The plaintiffs had sought documents relating to the clinic's finances and its representation of two private citizens' groups that were opposing the proposed development of an outlet mall.
The court here concluded that the trial court erred in exempting the clinic from OPRA and remanded to the trial court for a determination whether specific documents are exempt from disclosure under the definition of "public records." The trial court also must determine if records should be disclosed under a common lasw right to access. (Mike Frisch)
Power Of Attorney
From the web page of the Ohio Supreme Court:
The Supreme Court of Ohio’s Board of Commissioners on Grievances & Discipline has issued an advisory opinion addressing a lawyer’s use of a contingent fee agreement in which a client grants a power of attorney to the lawyer as to all aspects of a legal matter.
Opinion 2010-6 notes the “ethical risks” that exist with a power of attorney granting a lawyer authority to make all decisions and execute all documents that the lawyer deems necessary in a client’s contingent fee matter. It also states that “in the absence of extraordinary circumstances, the practice is unethical for the lawyer and shortchanges the client’s role in legal representation.”
The opinion finds that “such use of a broad power of attorney in a contingent fee agreement contravenes Prof. Cond. Rule 1.2(a) by improperly allocating all of the authority regarding the representation from the client to the lawyer and disregards Prof. Cond. Rule 1.4(a) by eliminating required communication by the lawyer to the client.”

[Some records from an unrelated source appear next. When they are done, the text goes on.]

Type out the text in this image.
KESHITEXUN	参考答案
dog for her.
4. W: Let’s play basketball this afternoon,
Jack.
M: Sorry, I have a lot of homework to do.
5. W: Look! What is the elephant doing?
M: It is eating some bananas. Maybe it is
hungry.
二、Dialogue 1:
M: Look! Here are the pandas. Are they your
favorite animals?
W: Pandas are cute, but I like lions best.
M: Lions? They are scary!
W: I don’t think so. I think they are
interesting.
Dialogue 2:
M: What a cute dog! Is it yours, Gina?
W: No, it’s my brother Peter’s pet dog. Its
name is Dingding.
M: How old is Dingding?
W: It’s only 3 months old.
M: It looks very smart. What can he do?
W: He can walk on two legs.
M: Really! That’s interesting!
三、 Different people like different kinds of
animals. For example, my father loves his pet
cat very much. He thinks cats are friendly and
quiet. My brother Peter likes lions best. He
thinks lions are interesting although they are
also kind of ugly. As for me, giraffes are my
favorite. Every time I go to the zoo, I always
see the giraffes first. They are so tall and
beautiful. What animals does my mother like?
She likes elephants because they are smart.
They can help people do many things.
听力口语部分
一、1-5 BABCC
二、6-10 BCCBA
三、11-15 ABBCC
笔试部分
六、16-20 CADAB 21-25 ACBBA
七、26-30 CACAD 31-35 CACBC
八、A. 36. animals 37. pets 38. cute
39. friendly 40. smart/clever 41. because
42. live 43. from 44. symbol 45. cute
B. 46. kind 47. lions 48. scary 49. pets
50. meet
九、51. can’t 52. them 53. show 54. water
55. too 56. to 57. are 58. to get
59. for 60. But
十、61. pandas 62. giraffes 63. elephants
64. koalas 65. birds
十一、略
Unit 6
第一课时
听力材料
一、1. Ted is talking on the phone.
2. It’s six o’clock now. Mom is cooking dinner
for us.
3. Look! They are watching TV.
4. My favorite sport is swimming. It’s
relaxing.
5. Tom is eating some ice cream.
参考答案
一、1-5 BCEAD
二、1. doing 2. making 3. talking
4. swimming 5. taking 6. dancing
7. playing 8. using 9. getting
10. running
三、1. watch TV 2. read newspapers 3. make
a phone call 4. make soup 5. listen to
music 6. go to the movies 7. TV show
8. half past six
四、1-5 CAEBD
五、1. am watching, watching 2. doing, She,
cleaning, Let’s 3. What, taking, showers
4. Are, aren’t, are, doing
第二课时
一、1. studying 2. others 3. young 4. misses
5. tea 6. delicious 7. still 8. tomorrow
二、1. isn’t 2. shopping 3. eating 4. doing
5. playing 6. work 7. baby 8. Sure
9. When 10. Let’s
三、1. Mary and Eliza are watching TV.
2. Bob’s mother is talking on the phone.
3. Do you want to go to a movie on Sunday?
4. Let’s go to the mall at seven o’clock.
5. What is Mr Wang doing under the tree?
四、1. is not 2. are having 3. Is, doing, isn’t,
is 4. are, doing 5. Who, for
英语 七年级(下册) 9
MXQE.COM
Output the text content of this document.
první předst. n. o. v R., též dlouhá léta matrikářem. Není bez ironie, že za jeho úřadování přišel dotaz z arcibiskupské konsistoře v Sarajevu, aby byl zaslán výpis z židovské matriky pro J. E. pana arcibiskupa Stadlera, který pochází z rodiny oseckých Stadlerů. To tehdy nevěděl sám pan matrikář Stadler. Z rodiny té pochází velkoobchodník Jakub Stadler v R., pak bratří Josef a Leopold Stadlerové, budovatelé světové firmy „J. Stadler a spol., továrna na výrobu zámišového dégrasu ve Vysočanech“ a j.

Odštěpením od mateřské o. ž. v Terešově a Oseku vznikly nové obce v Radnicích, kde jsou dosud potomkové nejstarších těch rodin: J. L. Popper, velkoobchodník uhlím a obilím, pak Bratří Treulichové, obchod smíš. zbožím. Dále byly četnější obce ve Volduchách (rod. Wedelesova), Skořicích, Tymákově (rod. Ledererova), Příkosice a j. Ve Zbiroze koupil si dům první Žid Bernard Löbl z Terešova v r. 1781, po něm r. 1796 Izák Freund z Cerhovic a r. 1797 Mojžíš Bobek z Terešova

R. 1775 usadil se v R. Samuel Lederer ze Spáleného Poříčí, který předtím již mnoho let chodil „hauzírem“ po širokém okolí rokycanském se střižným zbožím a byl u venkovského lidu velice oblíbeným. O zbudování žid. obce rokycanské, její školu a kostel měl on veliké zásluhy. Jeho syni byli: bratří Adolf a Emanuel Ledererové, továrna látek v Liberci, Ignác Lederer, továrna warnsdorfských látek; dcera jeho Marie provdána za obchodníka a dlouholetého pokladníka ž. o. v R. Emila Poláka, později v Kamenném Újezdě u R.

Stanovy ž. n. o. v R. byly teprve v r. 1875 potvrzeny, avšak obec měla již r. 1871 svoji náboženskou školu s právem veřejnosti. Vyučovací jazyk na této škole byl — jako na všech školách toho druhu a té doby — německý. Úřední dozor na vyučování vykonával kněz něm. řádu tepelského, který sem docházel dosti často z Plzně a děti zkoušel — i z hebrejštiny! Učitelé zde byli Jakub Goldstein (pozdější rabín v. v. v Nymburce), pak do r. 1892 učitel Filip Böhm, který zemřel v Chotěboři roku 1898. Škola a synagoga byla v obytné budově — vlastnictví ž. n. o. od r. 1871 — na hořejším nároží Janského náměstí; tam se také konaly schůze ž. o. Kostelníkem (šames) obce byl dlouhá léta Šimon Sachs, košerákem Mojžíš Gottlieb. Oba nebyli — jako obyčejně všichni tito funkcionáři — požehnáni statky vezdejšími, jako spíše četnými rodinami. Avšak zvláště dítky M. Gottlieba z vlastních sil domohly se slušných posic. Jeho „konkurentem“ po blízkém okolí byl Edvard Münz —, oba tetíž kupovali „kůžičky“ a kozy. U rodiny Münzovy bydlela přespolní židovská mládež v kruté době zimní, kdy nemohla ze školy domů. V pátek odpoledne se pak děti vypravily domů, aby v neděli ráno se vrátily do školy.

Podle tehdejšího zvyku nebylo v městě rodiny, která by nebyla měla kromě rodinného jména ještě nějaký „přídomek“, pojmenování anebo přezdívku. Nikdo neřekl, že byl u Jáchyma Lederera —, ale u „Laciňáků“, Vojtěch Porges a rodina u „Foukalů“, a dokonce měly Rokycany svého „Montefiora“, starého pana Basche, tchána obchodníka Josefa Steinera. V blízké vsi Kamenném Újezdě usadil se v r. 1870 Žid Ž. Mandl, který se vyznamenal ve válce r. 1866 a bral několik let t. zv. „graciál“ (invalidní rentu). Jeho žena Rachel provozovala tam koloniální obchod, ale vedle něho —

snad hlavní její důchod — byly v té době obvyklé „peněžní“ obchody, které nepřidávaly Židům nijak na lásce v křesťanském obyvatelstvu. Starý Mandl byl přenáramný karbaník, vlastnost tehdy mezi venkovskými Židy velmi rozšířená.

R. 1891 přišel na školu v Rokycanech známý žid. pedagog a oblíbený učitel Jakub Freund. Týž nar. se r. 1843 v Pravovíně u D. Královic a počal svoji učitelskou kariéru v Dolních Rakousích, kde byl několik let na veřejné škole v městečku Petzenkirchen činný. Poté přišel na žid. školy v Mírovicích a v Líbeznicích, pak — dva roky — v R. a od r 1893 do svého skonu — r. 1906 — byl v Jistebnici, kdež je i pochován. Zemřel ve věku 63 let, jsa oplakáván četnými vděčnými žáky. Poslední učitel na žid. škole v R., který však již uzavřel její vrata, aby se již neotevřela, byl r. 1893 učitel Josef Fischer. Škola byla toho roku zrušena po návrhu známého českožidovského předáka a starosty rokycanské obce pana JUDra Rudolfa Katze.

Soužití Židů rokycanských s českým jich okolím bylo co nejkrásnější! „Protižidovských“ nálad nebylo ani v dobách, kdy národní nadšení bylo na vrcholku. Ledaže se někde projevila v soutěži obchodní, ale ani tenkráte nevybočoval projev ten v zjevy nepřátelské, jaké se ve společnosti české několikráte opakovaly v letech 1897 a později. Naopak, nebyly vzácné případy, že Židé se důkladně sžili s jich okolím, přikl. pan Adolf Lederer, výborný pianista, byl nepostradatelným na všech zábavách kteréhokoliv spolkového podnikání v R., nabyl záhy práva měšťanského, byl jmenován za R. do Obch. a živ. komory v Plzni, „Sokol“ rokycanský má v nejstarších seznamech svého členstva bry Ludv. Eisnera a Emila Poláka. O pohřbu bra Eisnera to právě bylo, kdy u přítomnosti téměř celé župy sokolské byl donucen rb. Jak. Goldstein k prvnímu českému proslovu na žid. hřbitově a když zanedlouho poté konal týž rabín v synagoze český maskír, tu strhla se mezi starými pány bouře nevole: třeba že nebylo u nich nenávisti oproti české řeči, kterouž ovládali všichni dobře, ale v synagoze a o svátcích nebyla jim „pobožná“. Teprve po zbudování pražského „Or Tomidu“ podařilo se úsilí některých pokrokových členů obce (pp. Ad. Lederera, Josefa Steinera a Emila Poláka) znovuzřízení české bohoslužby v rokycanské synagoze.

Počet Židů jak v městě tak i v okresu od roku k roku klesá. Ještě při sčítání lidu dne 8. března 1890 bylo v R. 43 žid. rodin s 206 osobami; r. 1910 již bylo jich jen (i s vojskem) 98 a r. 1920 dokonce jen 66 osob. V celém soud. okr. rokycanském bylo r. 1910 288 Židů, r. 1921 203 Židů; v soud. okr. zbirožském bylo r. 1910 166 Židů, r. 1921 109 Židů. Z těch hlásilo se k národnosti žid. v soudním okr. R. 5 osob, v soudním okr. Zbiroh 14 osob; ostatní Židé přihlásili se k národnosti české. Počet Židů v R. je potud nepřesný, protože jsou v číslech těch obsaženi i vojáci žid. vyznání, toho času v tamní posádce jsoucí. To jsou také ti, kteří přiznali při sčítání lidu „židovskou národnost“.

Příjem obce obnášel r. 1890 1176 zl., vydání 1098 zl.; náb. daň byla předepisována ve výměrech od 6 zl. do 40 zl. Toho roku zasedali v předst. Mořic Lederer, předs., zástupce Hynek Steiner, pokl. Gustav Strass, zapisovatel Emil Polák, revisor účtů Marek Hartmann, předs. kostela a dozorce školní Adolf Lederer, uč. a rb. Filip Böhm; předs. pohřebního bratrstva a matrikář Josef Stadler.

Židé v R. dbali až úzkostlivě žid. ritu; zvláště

The opinion further notes that “a lawyer’s contingent fee representation of a client in a civil matter requires skillful communication. A lawyer must communicate effectively to understand the client’s objectives of representation, explain settlement offers, reach agreement to settlement terms, obtain necessary client signatures, and disburse settlement proceeds. Such communication is a time honored legal skills, but is a time laden process.”